In September, 220M addresses interacted with a blockchain at least once, tripling since the end of 2023.
There are many comparisons to early internet adoption, an analogy promoted by a BlackRock executive at a digital assets event last month.
We take this one with a grain of salt because addresses do not equal users, but it’s encouraging to see mobile wallet use hit record highs in countries such as Nigeria, India and Argentina.
#2. Stablecoins Have Found Product-Market Fit
Who said crypto has no use cases?
Crypto is enabling easier access to dollars. The report by a16z found a strong correlation between countries struggling with currency depreciation and stablecoin adoption (e.g. Argentina).

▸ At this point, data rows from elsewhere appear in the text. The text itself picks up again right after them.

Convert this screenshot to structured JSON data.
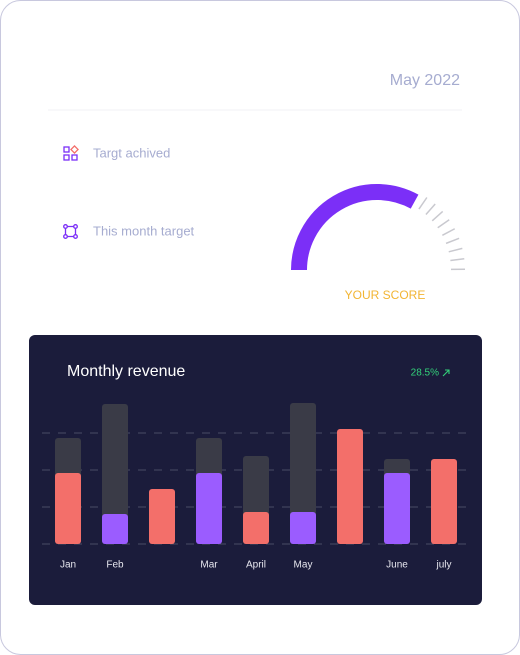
{
  "header": {
    "date": "May 2022"
  },
  "legend": [
    "Targt achived",
    "This month target"
  ],
  "gauge": {
    "label": "YOUR SCORE",
    "value": 66,
    "range": [
      0,
      100
    ],
    "color": "#7b2ff7"
  },
  "chart_data": {
    "type": "bar",
    "title": "Monthly revenue",
    "change": "28.5%",
    "categories": [
      "Jan",
      "Feb",
      null,
      "Mar",
      "April",
      "May",
      null,
      "June",
      "july"
    ],
    "series": [
      {
        "color": "#3a3b47",
        "values": [
          106,
          140,
          null,
          106,
          88,
          141,
          null,
          85,
          null
        ]
      },
      {
        "colors": [
          "#f36f6a",
          "#9b5cff",
          "#f36f6a",
          "#9b5cff",
          "#f36f6a",
          "#9b5cff",
          "#f36f6a",
          "#9b5cff",
          "#f36f6a"
        ],
        "values": [
          71,
          30,
          55,
          71,
          32,
          32,
          115,
          71,
          85
        ]
      }
    ],
    "ylim": [
      0,
      150
    ],
    "yticks": [
      0,
      37,
      74,
      111
    ],
    "grid": true
  }
}
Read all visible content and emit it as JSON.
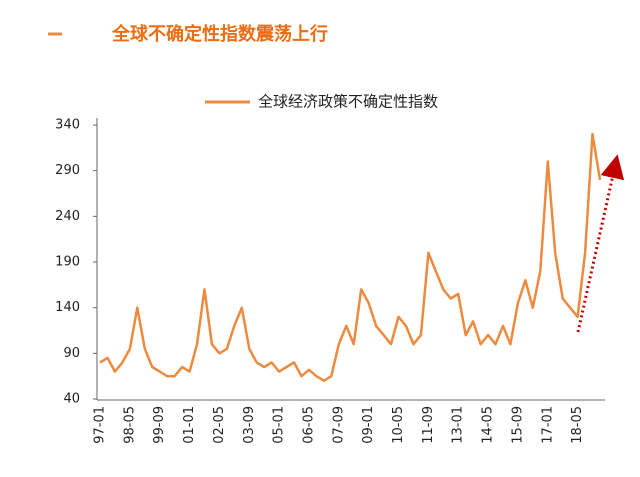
{
  "chart_data": {
    "type": "line",
    "title": "全球不确定性指数震荡上行",
    "categories": [
      "97-01",
      null,
      null,
      null,
      "98-05",
      null,
      null,
      null,
      "99-09",
      null,
      null,
      null,
      "01-01",
      null,
      null,
      null,
      "02-05",
      null,
      null,
      null,
      "03-09",
      null,
      null,
      null,
      "05-01",
      null,
      null,
      null,
      "06-05",
      null,
      null,
      null,
      "07-09",
      null,
      null,
      null,
      "09-01",
      null,
      null,
      null,
      "10-05",
      null,
      null,
      null,
      "11-09",
      null,
      null,
      null,
      "13-01",
      null,
      null,
      null,
      "14-05",
      null,
      null,
      null,
      "15-09",
      null,
      null,
      null,
      "17-01",
      null,
      null,
      null,
      "18-05",
      null,
      null,
      null
    ],
    "series": [
      {
        "name": "全球经济政策不确定性指数",
        "color": "#ed8a3f",
        "values": [
          80,
          85,
          70,
          80,
          95,
          140,
          95,
          75,
          70,
          65,
          65,
          75,
          70,
          100,
          160,
          100,
          90,
          95,
          120,
          140,
          95,
          80,
          75,
          80,
          70,
          75,
          80,
          65,
          72,
          65,
          60,
          65,
          100,
          120,
          100,
          160,
          145,
          120,
          110,
          100,
          130,
          120,
          100,
          110,
          200,
          180,
          160,
          150,
          155,
          110,
          125,
          100,
          110,
          100,
          120,
          100,
          145,
          170,
          140,
          180,
          300,
          200,
          150,
          140,
          130,
          200,
          330,
          280
        ]
      }
    ],
    "ylim": [
      40,
      340
    ],
    "yticks": [
      40,
      90,
      140,
      190,
      240,
      290,
      340
    ]
  }
}
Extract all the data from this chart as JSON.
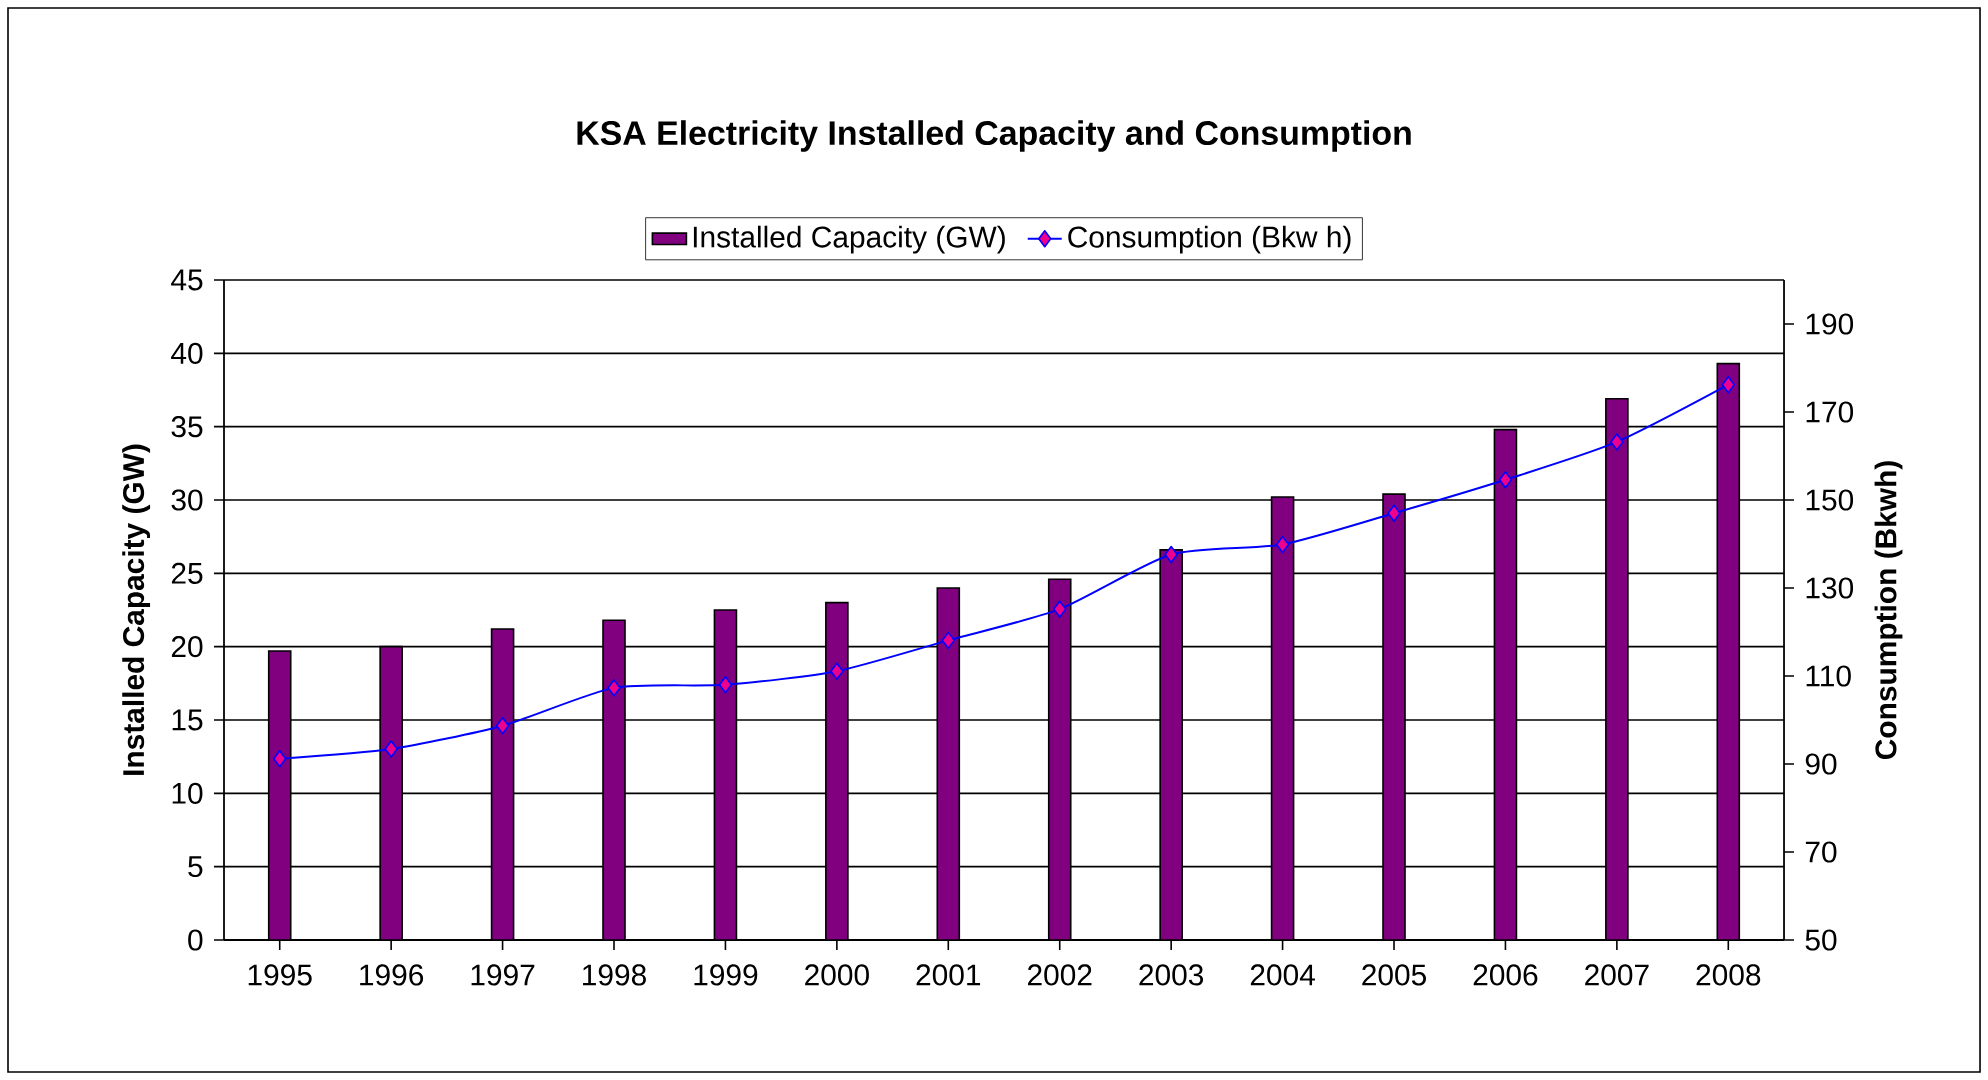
{
  "chart_data": {
    "type": "bar",
    "title": "KSA Electricity Installed Capacity and Consumption",
    "categories": [
      "1995",
      "1996",
      "1997",
      "1998",
      "1999",
      "2000",
      "2001",
      "2002",
      "2003",
      "2004",
      "2005",
      "2006",
      "2007",
      "2008"
    ],
    "series": [
      {
        "name": "Installed Capacity (GW)",
        "color": "#800080",
        "values": [
          19.7,
          20.0,
          21.2,
          21.8,
          22.5,
          23.0,
          24.0,
          24.6,
          26.6,
          30.2,
          30.4,
          34.8,
          36.9,
          39.3
        ]
      },
      {
        "name": "Consumption (Bkw h)",
        "type": "line",
        "axis": "y2",
        "color": "#0000ff",
        "marker": "diamond",
        "values": [
          91.2,
          93.4,
          98.7,
          107.3,
          108.0,
          111.1,
          118.1,
          125.2,
          137.6,
          139.9,
          147.0,
          154.6,
          163.2,
          176.2
        ]
      }
    ],
    "ylabel": "Installed Capacity (GW)",
    "y2label": "Consumption (Bkwh)",
    "ylim": [
      0,
      45
    ],
    "yticks": [
      0,
      5,
      10,
      15,
      20,
      25,
      30,
      35,
      40,
      45
    ],
    "y2lim": [
      50,
      200
    ],
    "y2ticks": [
      50,
      70,
      90,
      110,
      130,
      150,
      170,
      190
    ],
    "grid": "y",
    "legend": "top"
  }
}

There’s no denying that stablecoin adoption is on the rise. And that momentum should continue thanks to the likes of Revolut, which is reportedly planning its own stablecoin launch, and Stripe, which this week acquired a stablecoin company called Bridge for $1.1B.

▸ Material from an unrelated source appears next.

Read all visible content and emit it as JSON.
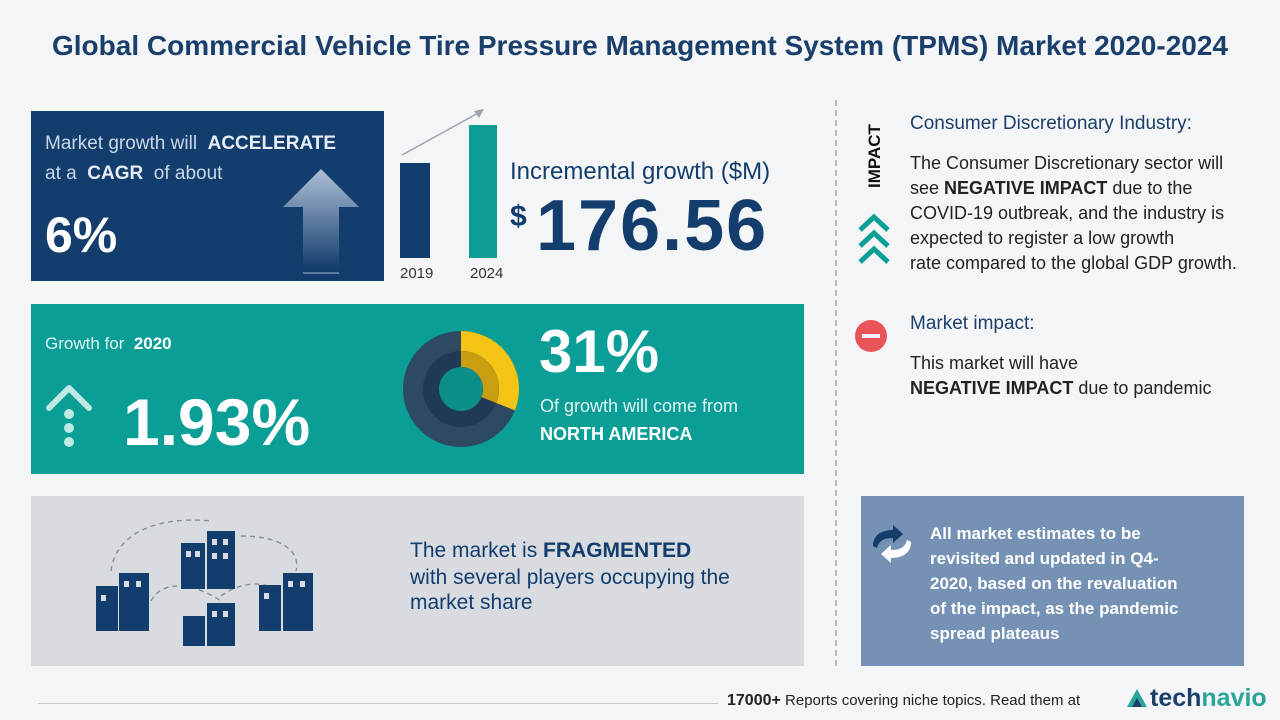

#3. The Infrastructure Is Finally Here
Thanks to the rise of Ethereum L2s and other high-throughput blockchains, blockchains are processing over 50x as many transactions per second as they were just four years ago.
The cost savings are remarkable, with the cost to send USD on blockchains falling by 99%, making them cheaper than traditional cross-border payment rails.
Underappreciated Findings
One of the biggest challenges remains only 5–10% of crypto owners are active users. So, although more than 617M people own crypto, very few are active onchain users.
Growing this figure comes down to the next wave of crypto apps.
The report also showed how dominant Solana is, recording almost twice the monthly active addresses (MAAs) than all Ethereum ecosystem chains combined (100M vs. 52M).
a16z believes the current regulatory environment has enabled rampant speculation around memecoins.
The current regulatory environment in the U.S. essentially forbids any value accruing to most cryptocurrencies. A lack of regulation has meant ‘VC coins’ have been dumped on retail, increasing the appeal of “community” memecoins.
Will we see fundamentals shine after the U.S election if builders can create and give value to tokens?
Confirmation of Industry Growth
It’s refreshing to see just how far the industry has come, and there are more legitimate use cases than ever before.
With infrastructure finally starting to scale, all eyes will now be on growing active users as we see more resources be allocated to consumer apps and unique use cases such as DePIN or AI that are only possible on blockchains.